La exposición continuada a la luz solar también puede provocar ligeros cambios de color, especialmente en velas blancas o de tonos claros. Este amarilleamiento suele deberse a la acción de los rayos ultravioleta o a la evolución natural de algunos componentes de las fragancias.

Cómo conservarlas correctamente

La mejor forma de proteger una vela del calor es evitar la exposición directa al sol. Colocarlas junto a ventanas, terrazas o balcones incrementa notablemente el riesgo de deformación, ya que el cristal puede generar un efecto invernadero que eleva aún más la temperatura.

También conviene mantenerlas alejadas de electrodomésticos que desprendan calor, como televisores, routers, hornos o frigoríficos, así como de estanterías muy altas donde el aire caliente tiende a acumularse.

Lo más recomendable es almacenarlas en lugares frescos, secos y protegidos de la luz. Armarios interiores, despensas o habitaciones con temperatura estable son buenas opciones para conservar tanto su forma como sus propiedades aromáticas.

En el caso de las velas con tapa, es aconsejable mantenerlas cerradas cuando no se utilicen. Así se reduce la evaporación de las fragancias y se evita la acumulación de polvo sobre la superficie de la cera.

¿Nevera sí o no?

Cuando las temperaturas son especialmente elevadas y una vela comienza a deformarse, puede recurrirse a la nevera como solución puntual.

Lo recomendable es envolverla previamente en papel de horno, tela o papel film para protegerla y dejarla refrigerar entre 30 y 60 minutos, el tiempo suficiente para que recupere firmeza.

Lo que no debe hacerse es introducirla en el congelador. El frío extremo puede provocar grietas en la cera y deteriorar su estructura.

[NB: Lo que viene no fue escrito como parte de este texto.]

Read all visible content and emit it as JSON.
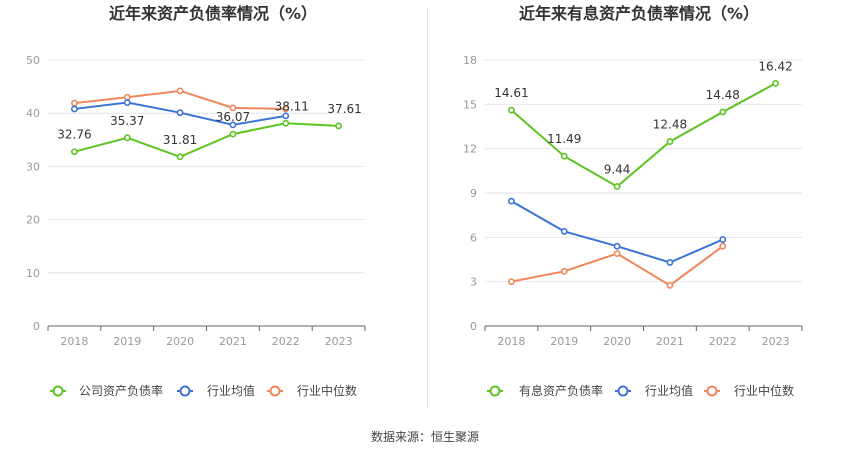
{
  "source": "数据来源：恒生聚源",
  "colors": {
    "green": "#5cc321",
    "blue": "#3c74d6",
    "orange": "#f0865a",
    "grid": "#e4e4ee",
    "axis": "#666666"
  },
  "chart_data": [
    {
      "type": "line",
      "title": "近年来资产负债率情况（%）",
      "categories": [
        "2018",
        "2019",
        "2020",
        "2021",
        "2022",
        "2023"
      ],
      "ylim": [
        0,
        50
      ],
      "yticks": [
        0,
        10,
        20,
        30,
        40,
        50
      ],
      "series": [
        {
          "name": "公司资产负债率",
          "color": "green",
          "values": [
            32.76,
            35.37,
            31.81,
            36.07,
            38.11,
            37.61
          ],
          "labels": [
            "32.76",
            "35.37",
            "31.81",
            "36.07",
            "38.11",
            "37.61"
          ]
        },
        {
          "name": "行业均值",
          "color": "blue",
          "values": [
            40.8,
            42.0,
            40.1,
            37.8,
            39.5,
            null
          ]
        },
        {
          "name": "行业中位数",
          "color": "orange",
          "values": [
            41.9,
            43.0,
            44.2,
            41.0,
            40.8,
            null
          ]
        }
      ]
    },
    {
      "type": "line",
      "title": "近年来有息资产负债率情况（%）",
      "categories": [
        "2018",
        "2019",
        "2020",
        "2021",
        "2022",
        "2023"
      ],
      "ylim": [
        0,
        18
      ],
      "yticks": [
        0,
        3,
        6,
        9,
        12,
        15,
        18
      ],
      "series": [
        {
          "name": "有息资产负债率",
          "color": "green",
          "values": [
            14.61,
            11.49,
            9.44,
            12.48,
            14.48,
            16.42
          ],
          "labels": [
            "14.61",
            "11.49",
            "9.44",
            "12.48",
            "14.48",
            "16.42"
          ]
        },
        {
          "name": "行业均值",
          "color": "blue",
          "values": [
            8.45,
            6.4,
            5.4,
            4.3,
            5.85,
            null
          ]
        },
        {
          "name": "行业中位数",
          "color": "orange",
          "values": [
            3.0,
            3.7,
            4.9,
            2.75,
            5.4,
            null
          ]
        }
      ]
    }
  ]
}
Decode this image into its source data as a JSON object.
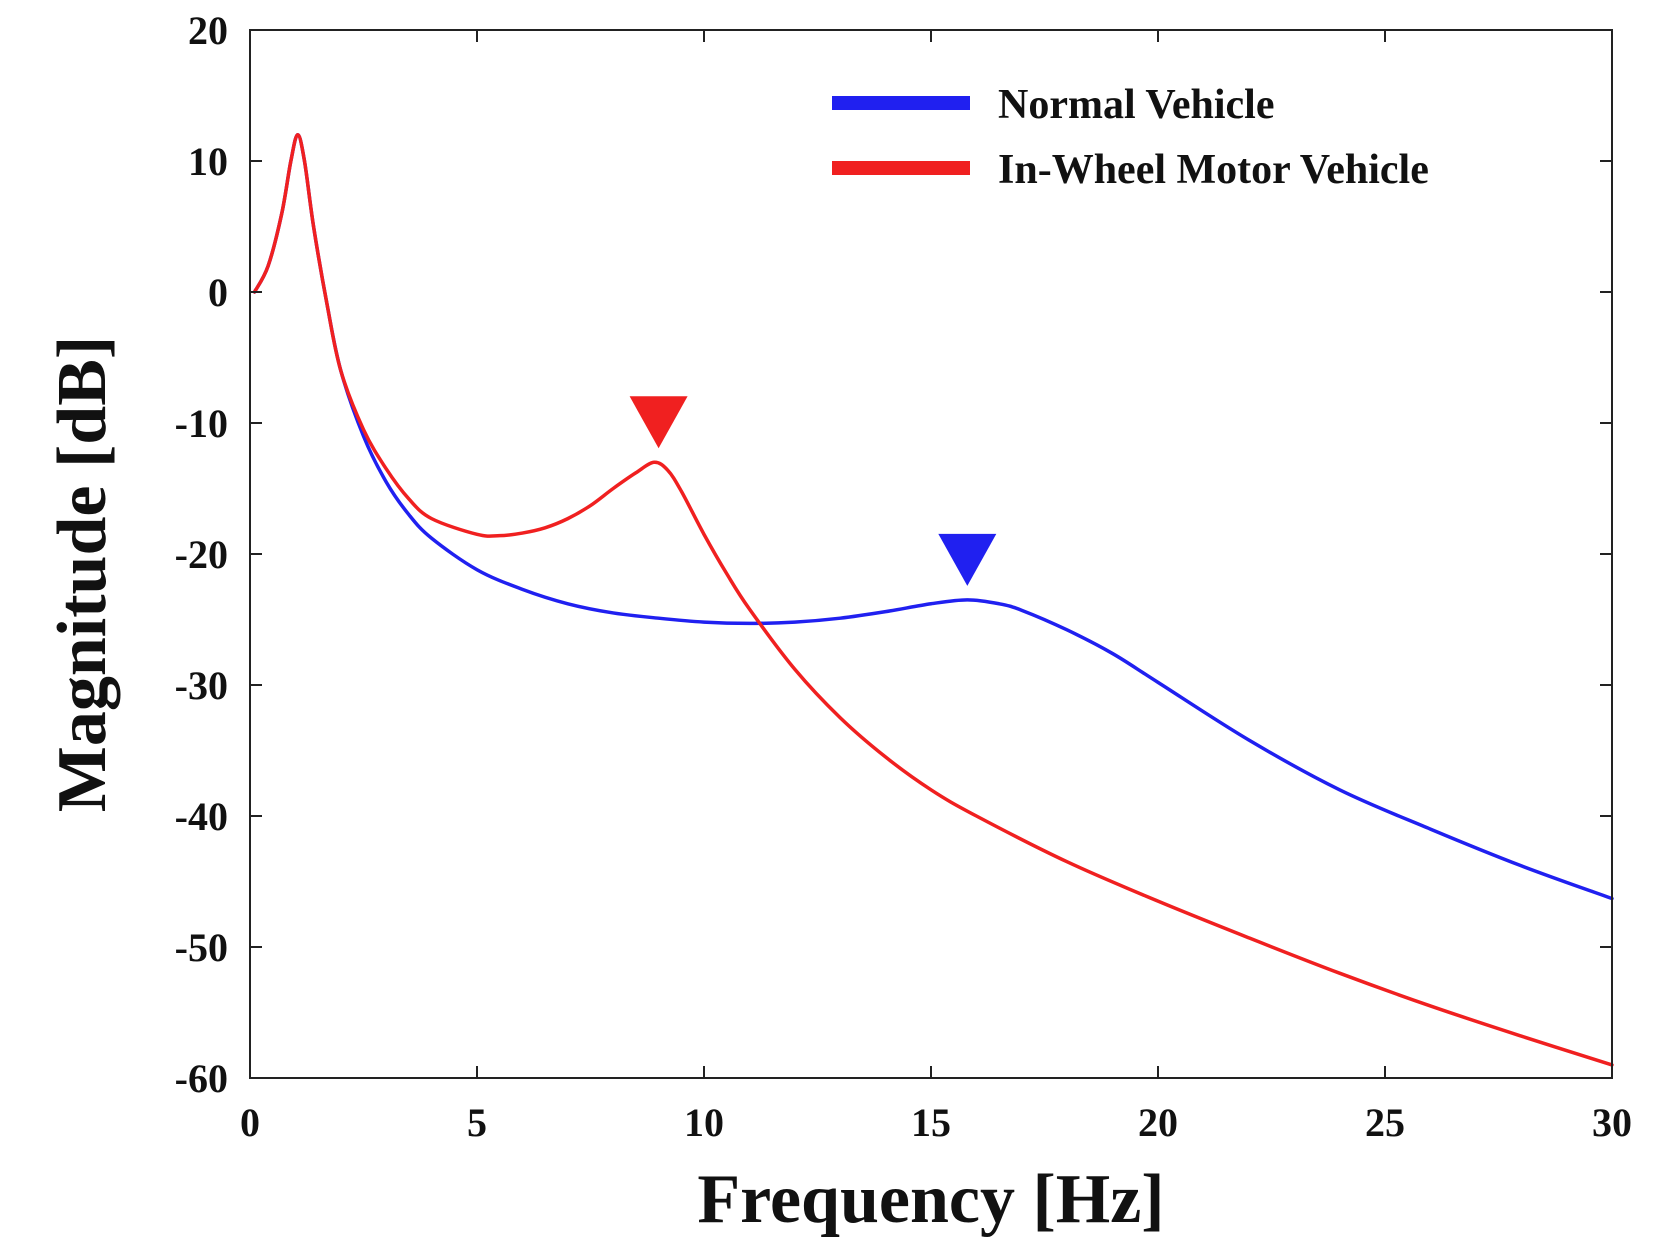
{
  "chart_data": {
    "type": "line",
    "title": "",
    "xlabel": "Frequency [Hz]",
    "ylabel": "Magnitude [dB]",
    "xlim": [
      0,
      30
    ],
    "ylim": [
      -60,
      20
    ],
    "xticks": [
      0,
      5,
      10,
      15,
      20,
      25,
      30
    ],
    "yticks": [
      20,
      10,
      0,
      -10,
      -20,
      -30,
      -40,
      -50,
      -60
    ],
    "xtick_labels": [
      "0",
      "5",
      "10",
      "15",
      "20",
      "25",
      "30"
    ],
    "ytick_labels": [
      "20",
      "10",
      "0",
      "-10",
      "-20",
      "-30",
      "-40",
      "-50",
      "-60"
    ],
    "grid": false,
    "legend_position": "top-right",
    "series": [
      {
        "name": "Normal Vehicle",
        "color": "#2020f0",
        "x": [
          0.1,
          0.4,
          0.7,
          0.9,
          1.05,
          1.2,
          1.4,
          1.7,
          2.0,
          2.5,
          3.0,
          3.5,
          4.0,
          5.0,
          6.0,
          7.0,
          8.0,
          9.0,
          10.0,
          11.0,
          12.0,
          13.0,
          14.0,
          15.0,
          15.8,
          16.5,
          17.0,
          18.0,
          19.0,
          20.0,
          22.0,
          24.0,
          26.0,
          28.0,
          30.0
        ],
        "y": [
          0,
          2,
          6,
          10,
          12,
          10,
          5,
          -1,
          -6,
          -11,
          -14.5,
          -17,
          -18.8,
          -21.2,
          -22.7,
          -23.8,
          -24.5,
          -24.9,
          -25.2,
          -25.3,
          -25.2,
          -24.9,
          -24.4,
          -23.8,
          -23.5,
          -23.8,
          -24.3,
          -25.8,
          -27.6,
          -29.8,
          -34.2,
          -38.0,
          -41.0,
          -43.8,
          -46.3
        ]
      },
      {
        "name": "In-Wheel Motor Vehicle",
        "color": "#f02020",
        "x": [
          0.1,
          0.4,
          0.7,
          0.9,
          1.05,
          1.2,
          1.4,
          1.7,
          2.0,
          2.5,
          3.0,
          3.5,
          4.0,
          5.0,
          5.5,
          6.0,
          6.5,
          7.0,
          7.5,
          8.0,
          8.5,
          8.9,
          9.2,
          9.5,
          10.0,
          10.5,
          11.0,
          12.0,
          13.0,
          14.0,
          15.0,
          16.0,
          18.0,
          20.0,
          22.0,
          24.0,
          26.0,
          28.0,
          30.0
        ],
        "y": [
          0,
          2,
          6,
          10,
          12,
          10,
          5,
          -1,
          -6,
          -10.5,
          -13.5,
          -15.8,
          -17.3,
          -18.5,
          -18.6,
          -18.4,
          -18.0,
          -17.3,
          -16.3,
          -15.0,
          -13.8,
          -13.0,
          -13.6,
          -15.2,
          -18.5,
          -21.5,
          -24.2,
          -28.8,
          -32.5,
          -35.5,
          -38.0,
          -40.0,
          -43.5,
          -46.5,
          -49.3,
          -52.0,
          -54.5,
          -56.8,
          -59.0
        ]
      }
    ],
    "markers": [
      {
        "series": "In-Wheel Motor Vehicle",
        "shape": "down-triangle",
        "x": 9.0,
        "y": -13.0,
        "color": "#f02020"
      },
      {
        "series": "Normal Vehicle",
        "shape": "down-triangle",
        "x": 15.8,
        "y": -23.5,
        "color": "#2020f0"
      }
    ]
  }
}
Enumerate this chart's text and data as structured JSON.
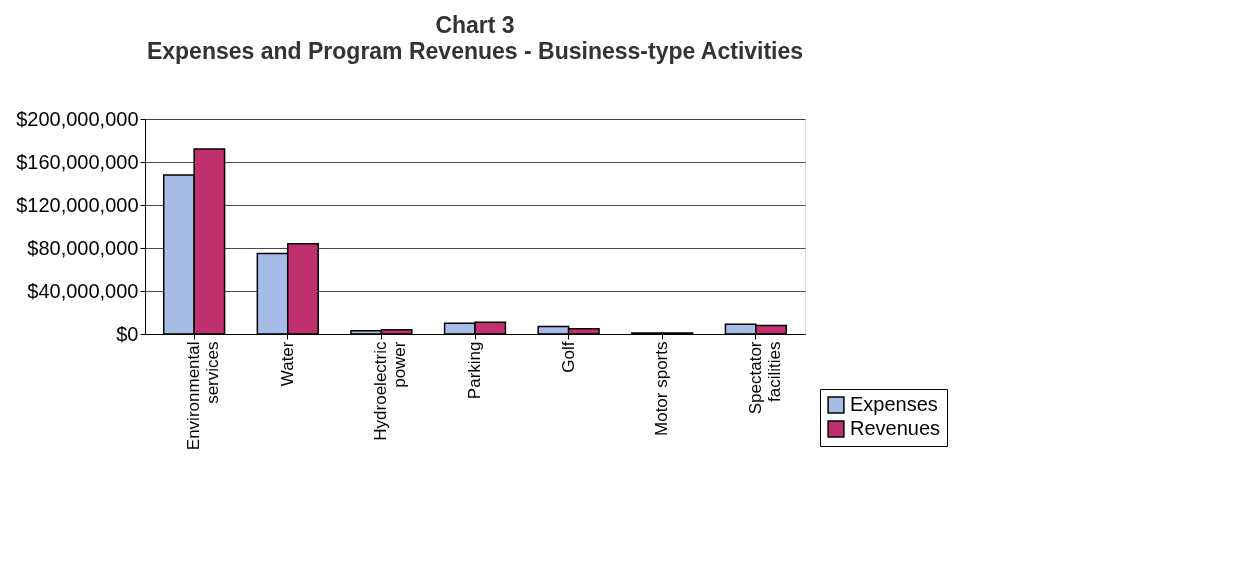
{
  "chart_data": {
    "type": "bar",
    "title": "Chart 3",
    "subtitle": "Expenses and Program Revenues - Business-type Activities",
    "categories": [
      "Environmental services",
      "Water",
      "Hydroelectric power",
      "Parking",
      "Golf",
      "Motor sports",
      "Spectator facilities"
    ],
    "series": [
      {
        "name": "Expenses",
        "color": "#a6bde8",
        "values": [
          148000000,
          75000000,
          3000000,
          10000000,
          7000000,
          1000000,
          9000000
        ]
      },
      {
        "name": "Revenues",
        "color": "#c0306e",
        "values": [
          172000000,
          84000000,
          4000000,
          11000000,
          5000000,
          1000000,
          8000000
        ]
      }
    ],
    "ylim": [
      0,
      200000000
    ],
    "yticks": [
      {
        "value": 0,
        "label": "$0"
      },
      {
        "value": 40000000,
        "label": "$40,000,000"
      },
      {
        "value": 80000000,
        "label": "$80,000,000"
      },
      {
        "value": 120000000,
        "label": "$120,000,000"
      },
      {
        "value": 160000000,
        "label": "$160,000,000"
      },
      {
        "value": 200000000,
        "label": "$200,000,000"
      }
    ],
    "grid": "y",
    "legend": "bottom right"
  }
}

Qué hacer si ya se ha deformado

Si la vela ha comenzado a "sudar", basta con retirar cuidadosamente las pequeñas gotas de aceite utilizando un papel absorbente. Después, será suficiente con trasladarla a un lugar más fresco para que vuelva a estabilizarse.

Cuando una vela alta o decorativa pierde su forma por el calor, puede envolverse con suavidad para mantenerla recta y dejarla enfriar unas horas. En muchos casos recuperará buena parte de su rigidez.

Si la deformación es total y la pieza ha perdido por completo su forma original, aún puede aprovecharse. La cera puede fundirse al baño maría y verterse en un recipiente de cristal con una mecha nueva para transformarla en una vela completamente funcional.

También cambia la forma de utilizarlas

El verano también aconseja modificar algunos hábitos al encender las velas. Antes de cada uso es recomendable recortar la mecha hasta unos cinco milímetros para evitar llamas excesivamente altas y un sobrecalentamiento de la cera.

Además, las sesiones de encendido deberían ser más cortas que durante el invierno, preferiblemente de un máximo de dos horas, ya que la cera parte de una temperatura ambiente más elevada y se funde con mayor rapidez.

A la hora de apagarlas, es preferible utilizar un apagavelas o cubrir el recipiente para sofocar la llama, evitando soplar directamente y provocar salpicaduras de cera líquida.

Con unos cuidados sencillos, las velas pueden conservar su aspecto, aroma y calidad durante todo el verano. Mantenerlas alejadas del sol, almacenarlas en lugares frescos y controlar la temperatura son pequeños gestos que ayudan a prolongar su vida útil y permiten seguir disfrutando de ellas incluso durante los días de más calor.